Unlike standard AWQ, lance-quant uses a **dual-task calibration strategy**:

| Script | Function |
|------|------|
| `awq_calibrate_single.py` | Runs Lance inference on a single task, implants activation hooks on 504 target Linear layers (`q/k/v/o_proj`, `mlp.{gate,up,down}_proj`, and each `_moe_gen` sibling layer), and saves per-channel average absolute activation magnitude.
| `awq_merge_stats.py` | Merges statistics from multiple tasks into a single calibration set.

Key Insight: Pure x2t calibration leaves `_moe_gen` weights without activation data, causing AWQ to fall back to simple min-max quantization—this is the root cause of "gibberish" outputs. By adding t2i (text-to-image) routing, activation data flows through the generation path, allowing AWQ to compute appropriate scaling factors for these layers.

## Quantization Application: Grid Search & Grouping Strategy

| Script | Output Format | Description |
|------|---------|------|
| `awq_apply.py` | INT4 | Performs grid search for AWQ scaling balance on normalized + consumer linear layers, fuses scaling factors into the preceding RMSNorm, and packs weights into INT4 by group.
| `nvfp4_apply.py` | NVFP4 | Uses the same calibration data but packs into NVFP4 format (E2M1 encoding + FP8 E4M3 per 16-element block scaling), suitable for Blackwell tensor cores.

## Runtime Replacement & Memory Optimization

| Script/Module | Function |
|-----------|------|
| `run_baseline.py` | bf16 baseline inference with a memory-optimized loader (meta initialization + streaming bf16 conversion), enabling a 12.3GB bf16 model to run on a 16GB GPU.
| `run_quant_eval.py` | Replaces Linear layers with `WQLinearINT4`/`WQLinearNVFP4` and runs comparative evaluation.
| `quantized_linear.py` | A pure PyTorch reference module supporting on-demand dequantization for correctness verification.
| `comfyui/` | ComfyUI custom node package that automatically detects the Lance source.

## Full Multimodal Version (Recommended for Production)

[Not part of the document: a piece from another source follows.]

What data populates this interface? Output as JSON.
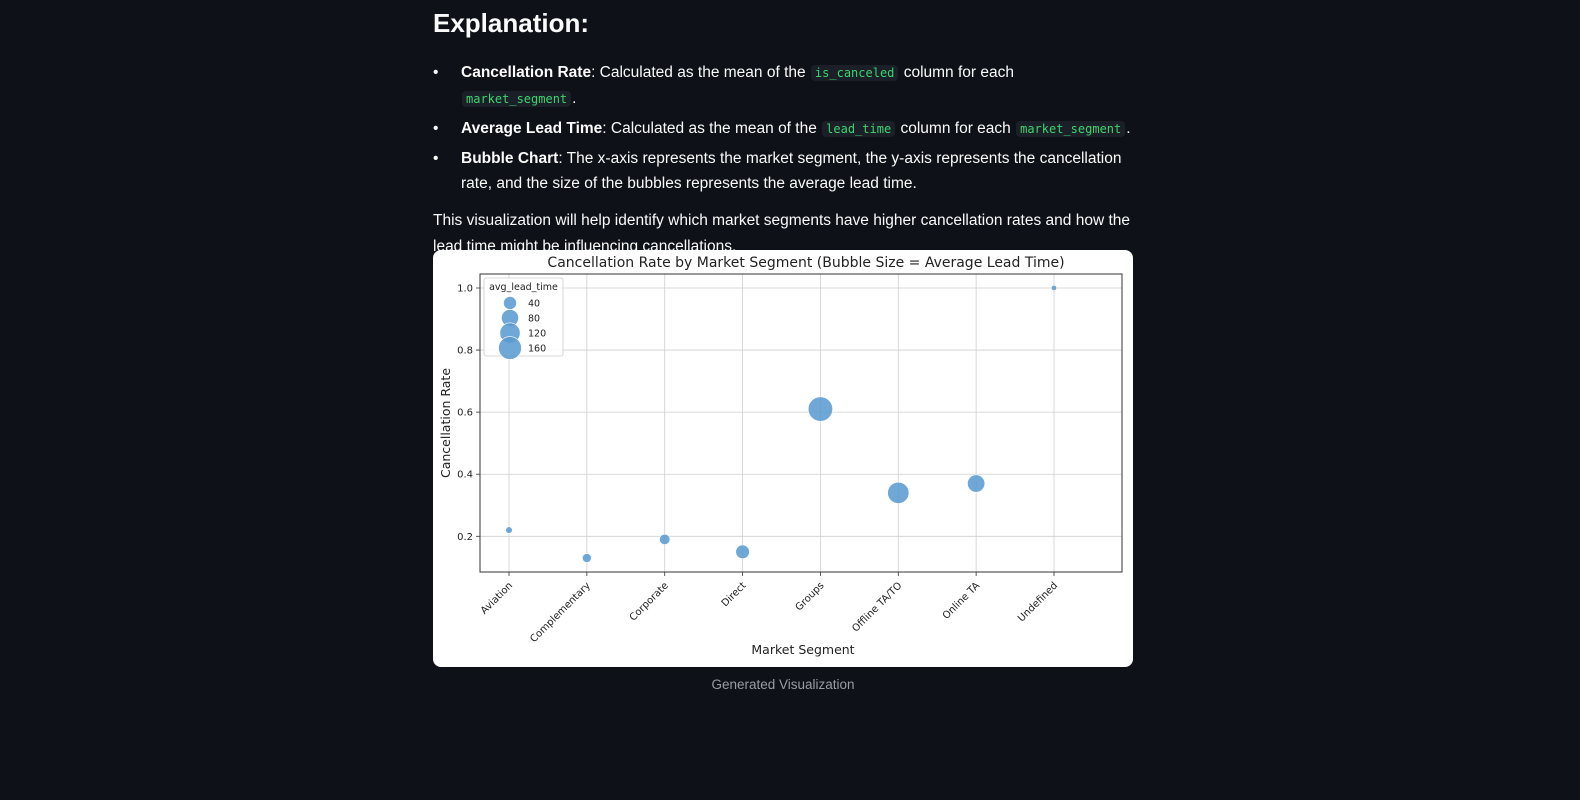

Retains Lance's MoE routing, supporting image/video generation + understanding:

| Variant | Original Size | Quantized Size | Compression Ratio |
|------|---------|--------|-------|
| Lance-3B-AWQ-INT4 | 24.7 GB | **4.31 GB** | 5.7x |
| Lance-3B-Video-AWQ-INT4 | 28.4 GB | **6.15 GB** | 4.6x |
| Lance-3B-NVFP4 (Blackwell) | 24.7 GB | **5.09 GB** | 4.9x |
| Lance-3B-Video-NVFP4 | 28.4 GB | **6.93 GB** | 4.1x |

## Apple Silicon Special Version (Understanding Path Only)

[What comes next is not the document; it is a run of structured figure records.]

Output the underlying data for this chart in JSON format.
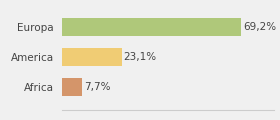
{
  "categories": [
    "Africa",
    "America",
    "Europa"
  ],
  "values": [
    7.7,
    23.1,
    69.2
  ],
  "labels": [
    "7,7%",
    "23,1%",
    "69,2%"
  ],
  "bar_colors": [
    "#d4956a",
    "#f0cc74",
    "#afc87a"
  ],
  "background_color": "#f0f0f0",
  "xlim": [
    0,
    82
  ],
  "bar_height": 0.62,
  "label_fontsize": 7.5,
  "tick_fontsize": 7.5,
  "text_color": "#444444"
}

Extracts the understanding path of the standard Qwen2 architecture for Apple Silicon/iOS deployment:

| Variant | Size | Description |
|------|------|------|
| Lance-3B-und-MLX-4bit-DWQ | 1.6 GB | Recommended (distilled scaling)
| Lance-3B-und-MLX-4bit | 1.6 GB | Pure post-training quantization
| Lance-3B-und-MLX-NVFP4 | 1.6 GB | Future ANE acceleration
| Lance-3B-und-CoreML-palettized | 6.2 GB fp16 | iOS/ANE pipeline |

## v2 Improvements: group_size=64 Fixes Long Text Drift

The v1 version used `group_size=128` and only achieved **33% exact match** on the 6-sample x2t image benchmark. A typical case shows classic AWQ long text degradation: the model incorrectly inserted a fictional entity ("Scott Levin and his family") in the question about "1998 promotion campaign costs".

v2 re-quantization uses `group_size=64`:

- **Same calibration data, same recipe, only finer granularity**
- Quality jumps to **50% exact match**
- Case 4 matches the baseline exactly: "According to market research data, total spending on promotion meetings and activities in 1998 was approximately 1.3 billion US dollars"

Fix Principle: `o_proj` and `down_proj` cannot fuse AWQ scaling into the preceding norm (post-nonlinearity), so they use pure per-group quantization. Smaller groups = fewer outliers competing for the same scaling = lower per-channel quantization noise.